Over the last 5 year or so, my laptop started taking on an easier life. Not many intensive programming, simulations or gaming, and more of just web browsing, typing documents and maintaining excel sheets. I suppose the relatively light usage over the later years prolonged its life.
Late last year in 2010, I decided that it was probably time to retire my laptop. So I decided to do some experimenting – installing Ubuntu 10.04.
Things went well for a while. Ubuntu was really light on resources and had no problem running on my old Pentium 3. I had barely used it for a day or two when an update notification popped up and prompted for a software update. Being update savvy as I always am, I proceeded with the recommendation. Little did I know that this marks the beginning of end for my laptop.
The update corrupted my master boot record and I was unable to boot up my laptop. There were only 2 other ways of booting. First, by USB 1.44″ floppy disk drive using floppy disk. Negative – my USB floppy drive was spoilt long ago. Second, by CD-ROM. Negative – my CD-ROM drive was also spoilt long ago. Boot by USB? Negative – Back then, the bios do not support boot by USB (sidetrack, my laptop was only USB 1.1 compatible). Oh no, what am I to do?
And so I set my laptop aside on the study desk, gathering dust, while I try to think of a solution. During this time, I inadvertently left a AC/DC power brick directly on top of my laptop…
Fast forward to earlier this week on Monday. I decided that my best option was to open up my laptop to retrieve my internal harddisk and backup my data. Next, I will do a fresh install of Ubuntu directly onto the harddisk and place it back into the laptop. Hopefully that will work. I powered up my laptop again just to make sure as least the electronics were still working.
As I raise the lid of the LCD screen, I was greeted by an acrid and suffocating smell. To my horror, more than half the LCD screen was partially melted. I stared at the power brick and immediate know what had happened. The heat from the power brick left on the laptop melted the screen. Hastily, I powered up my laptop to see if everything was still alright. I was pleasantly surprised when the bios screen appear without problems, except for some blurring effect due to the melted LCD surface. It seemed that the underlying pixels were fully functional, only the surface was damaged. Good old trusty.

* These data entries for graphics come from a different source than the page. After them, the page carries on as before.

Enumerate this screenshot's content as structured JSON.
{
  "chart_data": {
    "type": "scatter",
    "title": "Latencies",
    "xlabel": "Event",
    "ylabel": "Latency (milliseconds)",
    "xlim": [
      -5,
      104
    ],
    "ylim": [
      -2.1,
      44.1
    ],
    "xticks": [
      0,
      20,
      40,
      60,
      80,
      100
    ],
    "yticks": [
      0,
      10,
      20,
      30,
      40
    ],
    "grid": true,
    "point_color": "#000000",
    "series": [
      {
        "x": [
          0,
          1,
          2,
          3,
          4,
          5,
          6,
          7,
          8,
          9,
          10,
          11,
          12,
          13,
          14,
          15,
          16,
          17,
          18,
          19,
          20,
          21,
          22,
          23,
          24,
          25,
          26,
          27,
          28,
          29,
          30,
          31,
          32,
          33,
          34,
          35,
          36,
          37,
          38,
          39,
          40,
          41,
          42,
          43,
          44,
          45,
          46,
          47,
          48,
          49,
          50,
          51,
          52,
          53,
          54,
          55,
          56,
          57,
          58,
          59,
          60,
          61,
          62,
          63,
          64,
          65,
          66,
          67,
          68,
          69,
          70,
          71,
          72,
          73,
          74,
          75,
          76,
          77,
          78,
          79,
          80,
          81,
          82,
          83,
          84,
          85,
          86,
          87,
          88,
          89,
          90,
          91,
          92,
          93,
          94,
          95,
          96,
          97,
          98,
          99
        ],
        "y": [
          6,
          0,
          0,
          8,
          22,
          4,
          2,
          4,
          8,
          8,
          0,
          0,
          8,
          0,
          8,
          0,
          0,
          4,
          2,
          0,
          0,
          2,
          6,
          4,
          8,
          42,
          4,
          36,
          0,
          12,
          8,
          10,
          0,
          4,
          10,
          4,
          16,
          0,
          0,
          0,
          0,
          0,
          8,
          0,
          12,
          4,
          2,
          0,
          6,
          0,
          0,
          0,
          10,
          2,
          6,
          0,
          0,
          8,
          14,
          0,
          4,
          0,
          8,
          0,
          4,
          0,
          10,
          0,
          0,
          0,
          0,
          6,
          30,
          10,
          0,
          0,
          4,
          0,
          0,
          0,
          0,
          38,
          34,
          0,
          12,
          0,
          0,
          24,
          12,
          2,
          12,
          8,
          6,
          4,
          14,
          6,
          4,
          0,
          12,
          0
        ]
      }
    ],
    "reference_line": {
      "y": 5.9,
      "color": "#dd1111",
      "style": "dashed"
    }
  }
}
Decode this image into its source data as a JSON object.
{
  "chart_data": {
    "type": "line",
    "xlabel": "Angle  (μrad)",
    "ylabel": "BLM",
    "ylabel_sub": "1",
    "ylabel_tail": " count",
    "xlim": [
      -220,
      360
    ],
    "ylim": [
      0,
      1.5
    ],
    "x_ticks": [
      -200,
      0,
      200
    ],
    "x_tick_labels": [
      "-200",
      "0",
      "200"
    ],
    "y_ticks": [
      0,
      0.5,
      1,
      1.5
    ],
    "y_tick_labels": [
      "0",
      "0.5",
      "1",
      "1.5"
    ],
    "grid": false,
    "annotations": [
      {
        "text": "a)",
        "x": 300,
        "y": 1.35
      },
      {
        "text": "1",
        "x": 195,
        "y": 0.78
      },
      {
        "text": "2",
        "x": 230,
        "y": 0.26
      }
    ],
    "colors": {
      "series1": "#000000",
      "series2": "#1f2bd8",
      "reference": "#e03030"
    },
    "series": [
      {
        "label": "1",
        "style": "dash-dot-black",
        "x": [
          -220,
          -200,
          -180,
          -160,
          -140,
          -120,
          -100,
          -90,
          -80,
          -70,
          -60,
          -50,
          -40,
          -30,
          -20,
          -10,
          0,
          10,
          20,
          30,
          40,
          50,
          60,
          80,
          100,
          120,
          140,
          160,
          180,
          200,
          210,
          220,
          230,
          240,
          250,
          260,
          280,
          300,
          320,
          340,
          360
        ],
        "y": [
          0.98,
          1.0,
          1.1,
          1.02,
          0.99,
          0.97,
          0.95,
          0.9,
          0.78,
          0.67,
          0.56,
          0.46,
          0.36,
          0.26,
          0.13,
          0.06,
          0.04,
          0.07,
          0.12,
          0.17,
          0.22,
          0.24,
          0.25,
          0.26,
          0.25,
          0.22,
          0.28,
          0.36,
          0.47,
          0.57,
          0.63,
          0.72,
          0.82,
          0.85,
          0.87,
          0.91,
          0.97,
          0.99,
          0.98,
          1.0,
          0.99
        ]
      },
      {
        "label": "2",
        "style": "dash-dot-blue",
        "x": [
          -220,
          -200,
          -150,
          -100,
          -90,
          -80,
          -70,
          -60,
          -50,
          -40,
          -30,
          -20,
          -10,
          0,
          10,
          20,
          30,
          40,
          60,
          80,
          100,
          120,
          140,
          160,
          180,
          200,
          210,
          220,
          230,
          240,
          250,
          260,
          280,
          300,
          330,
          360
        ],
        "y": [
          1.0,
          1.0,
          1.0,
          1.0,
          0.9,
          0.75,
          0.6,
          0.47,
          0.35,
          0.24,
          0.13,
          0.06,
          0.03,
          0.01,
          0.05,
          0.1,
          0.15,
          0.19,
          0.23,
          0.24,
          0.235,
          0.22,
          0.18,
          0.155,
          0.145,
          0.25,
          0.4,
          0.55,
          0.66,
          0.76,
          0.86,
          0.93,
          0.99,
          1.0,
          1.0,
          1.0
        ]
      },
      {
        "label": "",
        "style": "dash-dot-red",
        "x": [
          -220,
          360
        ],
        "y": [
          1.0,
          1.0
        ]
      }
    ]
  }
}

I proceeded to bring my laptop to work, hoping to find someone with an external harddisk enclosure with the IDE interface. Fortunately, I was able to find one. I unscrewed the covers on my laptop to retrieve my internal harddisk and backed up all the data onto my desktop. Now, to proceed with the OS repair. I raised the lid again, the toxic smell was still there, just as intense as the last time.
I told Dear2 about the circumstances surrounding my laptop and my plans to restore it to basic functionalities. However, Dear2 was not keen about it. She mentioned the health hazard with regards to the smell of melted plastic and insisted that I throw the laptop away. After all, it had already served me so many years.
And there was nothing I could think of to refute Dear2’s suggestion. It was definitely a health hazard to continue using the laptop even if I was able to restore it successfully. I guess it was really time for old faithful to retire. It really was.
Thinking back, I was partly to blame too. If I had not left that power brick on the laptop, it would not have caused the melted screen and I could have probably continue using it for another year or two. Then again, maybe it was destined to go the way it had.
It is hard to throw away something that had gone through so much with me. I am a sentimental person. Maybe that’s why I have so many junk at home. Well, I have to learn to let go of the past and welcome the future with an open mind. This I shall do. Goodbye my trusty Toshiba P4010. I will remember you for staying with me throughout my entire stay at university – both undergrad & postgrad.